3. Creepshow by Stephen King and Bernie Wrightson. Let's be clear about this: I was a huge coward as a child (still am, really). Thus, when the George Romero/Stephen King EC-tribute film Creepshow came out, I knew there was no way I was going to try to go see it. I could barely look at Bernie Wrightson's comic adaptation! Which, of course, didn't mean that I didn't try to look at it mind you. I usually just kept sneaking glances and then quickly stuffing it back on the shelf. Usually when I came to that final story about the guy who gets eaten alive by cockroaches.



4. Doom Patrol by Grant Morrison and Richard Case. When Chris initially asked me to do this, the plan was that I was going to talk about The Walking Dead. Probably the issue where we meet the cannibals and get to see their handiwork , or legwork, as the case may be. But while talking to some friends about scary comicsr, I remembered Doom Patrol, particularly that very first arc that Morrison did when he took over, and in particular the Scissormen.

The Scissormen, y'see, come from a lovely little poem about a boy who won't stop sucking his thumbs, so a tailor shows up with a large pair of scissors to cut them off.

The door flew open, in he ran,

The great, long, red-legged scissorman.

Oh! children, see! the tailor's come

And caught our little Suck-a-Thumb.

I was reading Doom Patrol before Morrison started his magnificent run on the book, and while "Crawling from the Wreckage" was a refreshing change of pace, it was also kind of jarring ... they went from fighting goofy villains, participating in crossovers (Invasion) and adopting young heroes to train, to battling nightmarish creatures who speak oddly, made it rain fish and start offing people in the mental hospital where Cliff Steele meets Crazy Jane. It's all pretty nightmarish, right up to the scene where we see the Scissormen in action against Tempest, basically cutting him out of reality and taking him prisoner. The arc was a great introduction to what the team would go on to do with the book, and I still get a little creeped out at the thought of those big faceless red guys with scissors for hands. -- JK Parkin

5. The Drifting Classroom Vol. 3 by Kazuo Umezu. So in Drifting Classroom, there's this elementary school that mystically and inexplicably gets teleported forward in time to a bleak apocalyptic landscape filled with horrible monsters. Faced with this horror, the parents all go insane and kill each other, leaving the kids to fend for themselves, Lord of the Flies-like.

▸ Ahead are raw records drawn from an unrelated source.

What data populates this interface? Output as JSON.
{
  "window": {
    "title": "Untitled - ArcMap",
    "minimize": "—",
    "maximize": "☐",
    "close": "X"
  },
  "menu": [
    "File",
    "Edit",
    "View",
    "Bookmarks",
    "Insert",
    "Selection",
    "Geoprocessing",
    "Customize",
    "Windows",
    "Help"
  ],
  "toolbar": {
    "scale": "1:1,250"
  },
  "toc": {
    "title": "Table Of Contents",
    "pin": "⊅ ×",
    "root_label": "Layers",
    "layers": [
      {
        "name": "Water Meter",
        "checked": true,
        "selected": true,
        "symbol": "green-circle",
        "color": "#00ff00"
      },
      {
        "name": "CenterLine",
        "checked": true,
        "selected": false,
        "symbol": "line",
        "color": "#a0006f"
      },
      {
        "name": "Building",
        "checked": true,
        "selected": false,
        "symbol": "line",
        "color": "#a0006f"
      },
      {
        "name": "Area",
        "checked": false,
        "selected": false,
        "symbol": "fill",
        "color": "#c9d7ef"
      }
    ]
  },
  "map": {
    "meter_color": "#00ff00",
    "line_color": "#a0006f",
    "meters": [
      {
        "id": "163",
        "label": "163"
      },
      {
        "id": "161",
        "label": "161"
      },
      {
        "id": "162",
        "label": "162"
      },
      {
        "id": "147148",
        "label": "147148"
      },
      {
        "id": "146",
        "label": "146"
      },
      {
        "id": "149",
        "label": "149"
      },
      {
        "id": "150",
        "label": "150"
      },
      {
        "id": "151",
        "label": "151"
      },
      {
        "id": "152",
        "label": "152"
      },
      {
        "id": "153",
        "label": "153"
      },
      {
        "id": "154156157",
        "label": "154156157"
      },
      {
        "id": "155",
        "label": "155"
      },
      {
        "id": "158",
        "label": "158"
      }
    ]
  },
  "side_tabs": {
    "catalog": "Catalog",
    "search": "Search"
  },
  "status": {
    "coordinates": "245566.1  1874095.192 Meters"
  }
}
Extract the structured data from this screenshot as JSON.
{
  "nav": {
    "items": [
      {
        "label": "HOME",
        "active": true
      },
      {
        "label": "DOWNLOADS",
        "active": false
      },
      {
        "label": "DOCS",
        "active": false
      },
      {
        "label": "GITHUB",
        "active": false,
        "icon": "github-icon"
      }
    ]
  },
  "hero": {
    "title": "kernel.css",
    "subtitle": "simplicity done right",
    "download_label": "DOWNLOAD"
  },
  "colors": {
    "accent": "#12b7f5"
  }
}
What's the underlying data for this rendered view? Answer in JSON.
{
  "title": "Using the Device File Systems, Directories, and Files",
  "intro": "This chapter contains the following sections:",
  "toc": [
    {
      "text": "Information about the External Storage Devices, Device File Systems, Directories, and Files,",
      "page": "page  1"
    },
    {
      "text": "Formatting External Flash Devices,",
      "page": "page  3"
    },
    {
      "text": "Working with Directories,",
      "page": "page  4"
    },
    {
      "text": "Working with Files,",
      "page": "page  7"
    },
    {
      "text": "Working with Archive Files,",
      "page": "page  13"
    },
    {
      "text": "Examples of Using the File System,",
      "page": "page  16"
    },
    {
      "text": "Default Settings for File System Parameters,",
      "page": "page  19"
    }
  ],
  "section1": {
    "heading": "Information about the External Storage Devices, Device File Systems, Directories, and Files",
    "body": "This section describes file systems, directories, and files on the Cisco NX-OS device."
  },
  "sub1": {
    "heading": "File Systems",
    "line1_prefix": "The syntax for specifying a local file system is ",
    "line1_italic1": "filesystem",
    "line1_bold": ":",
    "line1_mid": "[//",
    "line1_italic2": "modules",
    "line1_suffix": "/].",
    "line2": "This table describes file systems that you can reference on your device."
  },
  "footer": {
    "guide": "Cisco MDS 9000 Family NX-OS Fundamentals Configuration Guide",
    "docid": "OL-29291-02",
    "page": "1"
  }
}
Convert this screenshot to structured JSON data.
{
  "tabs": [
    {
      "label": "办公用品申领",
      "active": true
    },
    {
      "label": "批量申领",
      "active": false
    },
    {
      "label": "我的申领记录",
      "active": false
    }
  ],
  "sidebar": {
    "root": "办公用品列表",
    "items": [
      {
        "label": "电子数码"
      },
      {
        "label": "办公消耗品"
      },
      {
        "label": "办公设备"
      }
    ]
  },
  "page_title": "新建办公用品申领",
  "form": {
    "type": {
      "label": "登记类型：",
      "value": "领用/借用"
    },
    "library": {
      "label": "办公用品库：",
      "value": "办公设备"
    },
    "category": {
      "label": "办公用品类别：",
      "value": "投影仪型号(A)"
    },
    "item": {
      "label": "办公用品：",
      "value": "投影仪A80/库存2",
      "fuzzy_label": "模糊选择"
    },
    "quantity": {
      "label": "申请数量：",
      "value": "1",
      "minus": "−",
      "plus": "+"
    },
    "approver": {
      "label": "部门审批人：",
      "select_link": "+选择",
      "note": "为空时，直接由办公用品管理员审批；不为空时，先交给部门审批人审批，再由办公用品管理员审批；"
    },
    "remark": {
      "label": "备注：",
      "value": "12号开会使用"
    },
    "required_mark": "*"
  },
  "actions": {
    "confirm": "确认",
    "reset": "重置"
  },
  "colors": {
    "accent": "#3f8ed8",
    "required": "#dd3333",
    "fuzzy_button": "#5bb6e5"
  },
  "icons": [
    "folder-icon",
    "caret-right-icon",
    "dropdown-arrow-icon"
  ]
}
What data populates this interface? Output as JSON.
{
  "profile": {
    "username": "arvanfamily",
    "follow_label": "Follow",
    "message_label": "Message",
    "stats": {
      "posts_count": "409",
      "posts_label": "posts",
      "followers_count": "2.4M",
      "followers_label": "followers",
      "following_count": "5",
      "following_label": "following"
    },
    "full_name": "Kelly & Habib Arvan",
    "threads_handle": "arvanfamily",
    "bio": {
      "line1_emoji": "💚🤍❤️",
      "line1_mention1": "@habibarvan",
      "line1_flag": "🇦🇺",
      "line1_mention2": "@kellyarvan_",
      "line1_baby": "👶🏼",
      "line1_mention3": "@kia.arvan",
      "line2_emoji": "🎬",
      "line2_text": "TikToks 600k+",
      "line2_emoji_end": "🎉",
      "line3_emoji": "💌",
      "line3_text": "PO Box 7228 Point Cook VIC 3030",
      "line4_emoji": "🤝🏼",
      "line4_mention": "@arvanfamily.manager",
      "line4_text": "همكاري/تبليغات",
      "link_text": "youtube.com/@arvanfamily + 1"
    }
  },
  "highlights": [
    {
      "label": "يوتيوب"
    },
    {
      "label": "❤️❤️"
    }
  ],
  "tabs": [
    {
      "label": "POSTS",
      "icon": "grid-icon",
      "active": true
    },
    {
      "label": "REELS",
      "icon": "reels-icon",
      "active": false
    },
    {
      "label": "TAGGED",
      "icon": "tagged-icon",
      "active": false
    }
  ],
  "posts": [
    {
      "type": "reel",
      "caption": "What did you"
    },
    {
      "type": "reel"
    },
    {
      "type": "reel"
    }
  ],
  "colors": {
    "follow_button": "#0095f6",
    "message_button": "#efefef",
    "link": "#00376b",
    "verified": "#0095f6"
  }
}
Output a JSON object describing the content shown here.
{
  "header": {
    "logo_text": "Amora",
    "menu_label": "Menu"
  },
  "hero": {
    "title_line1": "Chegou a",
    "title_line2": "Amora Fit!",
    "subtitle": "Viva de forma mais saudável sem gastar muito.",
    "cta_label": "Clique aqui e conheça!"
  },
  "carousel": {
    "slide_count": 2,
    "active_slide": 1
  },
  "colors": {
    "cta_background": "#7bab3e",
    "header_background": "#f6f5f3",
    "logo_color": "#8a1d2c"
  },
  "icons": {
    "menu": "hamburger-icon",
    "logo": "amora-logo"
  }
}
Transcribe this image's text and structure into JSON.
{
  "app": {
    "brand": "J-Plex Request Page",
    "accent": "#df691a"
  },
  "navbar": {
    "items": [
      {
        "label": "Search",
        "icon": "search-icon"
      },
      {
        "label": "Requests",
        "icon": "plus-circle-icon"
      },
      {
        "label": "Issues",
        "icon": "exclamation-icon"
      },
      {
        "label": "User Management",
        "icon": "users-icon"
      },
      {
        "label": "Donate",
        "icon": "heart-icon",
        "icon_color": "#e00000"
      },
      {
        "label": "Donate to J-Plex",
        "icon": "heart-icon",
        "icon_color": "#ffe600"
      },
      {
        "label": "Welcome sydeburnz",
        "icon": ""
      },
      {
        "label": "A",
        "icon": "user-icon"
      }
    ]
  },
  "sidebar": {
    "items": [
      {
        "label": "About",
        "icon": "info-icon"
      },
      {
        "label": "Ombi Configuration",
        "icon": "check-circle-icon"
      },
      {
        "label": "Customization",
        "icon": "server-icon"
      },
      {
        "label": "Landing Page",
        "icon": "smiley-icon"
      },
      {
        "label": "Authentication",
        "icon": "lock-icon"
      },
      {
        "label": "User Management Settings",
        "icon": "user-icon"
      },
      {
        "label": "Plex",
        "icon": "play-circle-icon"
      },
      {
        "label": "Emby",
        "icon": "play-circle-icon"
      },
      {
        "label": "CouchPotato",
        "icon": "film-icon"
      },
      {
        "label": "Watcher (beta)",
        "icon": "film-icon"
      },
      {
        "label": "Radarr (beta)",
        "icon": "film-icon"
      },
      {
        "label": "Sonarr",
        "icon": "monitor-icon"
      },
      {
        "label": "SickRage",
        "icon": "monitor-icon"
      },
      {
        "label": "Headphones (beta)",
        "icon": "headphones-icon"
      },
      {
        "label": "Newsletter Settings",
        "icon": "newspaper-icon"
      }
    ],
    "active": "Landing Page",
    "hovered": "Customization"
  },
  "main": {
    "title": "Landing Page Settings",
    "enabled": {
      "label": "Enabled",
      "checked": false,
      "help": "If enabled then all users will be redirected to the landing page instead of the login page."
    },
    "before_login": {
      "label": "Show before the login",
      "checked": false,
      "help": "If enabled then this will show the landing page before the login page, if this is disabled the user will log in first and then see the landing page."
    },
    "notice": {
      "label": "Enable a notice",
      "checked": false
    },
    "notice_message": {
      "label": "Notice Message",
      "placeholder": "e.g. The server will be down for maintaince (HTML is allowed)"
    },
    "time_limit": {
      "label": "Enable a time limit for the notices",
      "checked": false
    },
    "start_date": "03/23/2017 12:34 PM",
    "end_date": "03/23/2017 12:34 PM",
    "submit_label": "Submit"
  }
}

But the monsters aren't the worst part of the story. No, it's how the kids treat each other and how they react to their situation that's truly horrifying. Case in point is Vol. 3, where, as the older kids fight amongst themselves, the first graders decide they've had enough, climb to the roof screaming for their moms and dads, and then one of them decides he's going to try to turn into a bird and fly away. AND THEN HE DOES IT.



Please don't ask me if the kid makes it. I'm still traumatized by the incident.

6. The Bully by Junji Ito. I've saved the best for last. Most of Ito's horror manga have a delicate black comic touch, doling out just enough humor to balance out the bleak awfulness of whatever situation the Ito's victims find themselves in.

Not this one. And there's no supernatural elements here either. The Bully is about a mean little girl who constantly picks on a younger boy at the local playground, upping the ante constantly until he actually gets badly hurt. Years pass and the children, now grown up, meet again, fall in love, get married and have a son. Then one day, the husband mysteriously disappears. The wife struggles on as a single mom until she suddenly realizes that he never loved her, that this was his revenge upon her for the terrible treatment he received from her as a child. And then she starts to smile. And she goes to put her make up on ...

(remember to read right to left)



And I'll stop there. I wouldn't dream of spoiling that final image except to say it still haunts my dreams.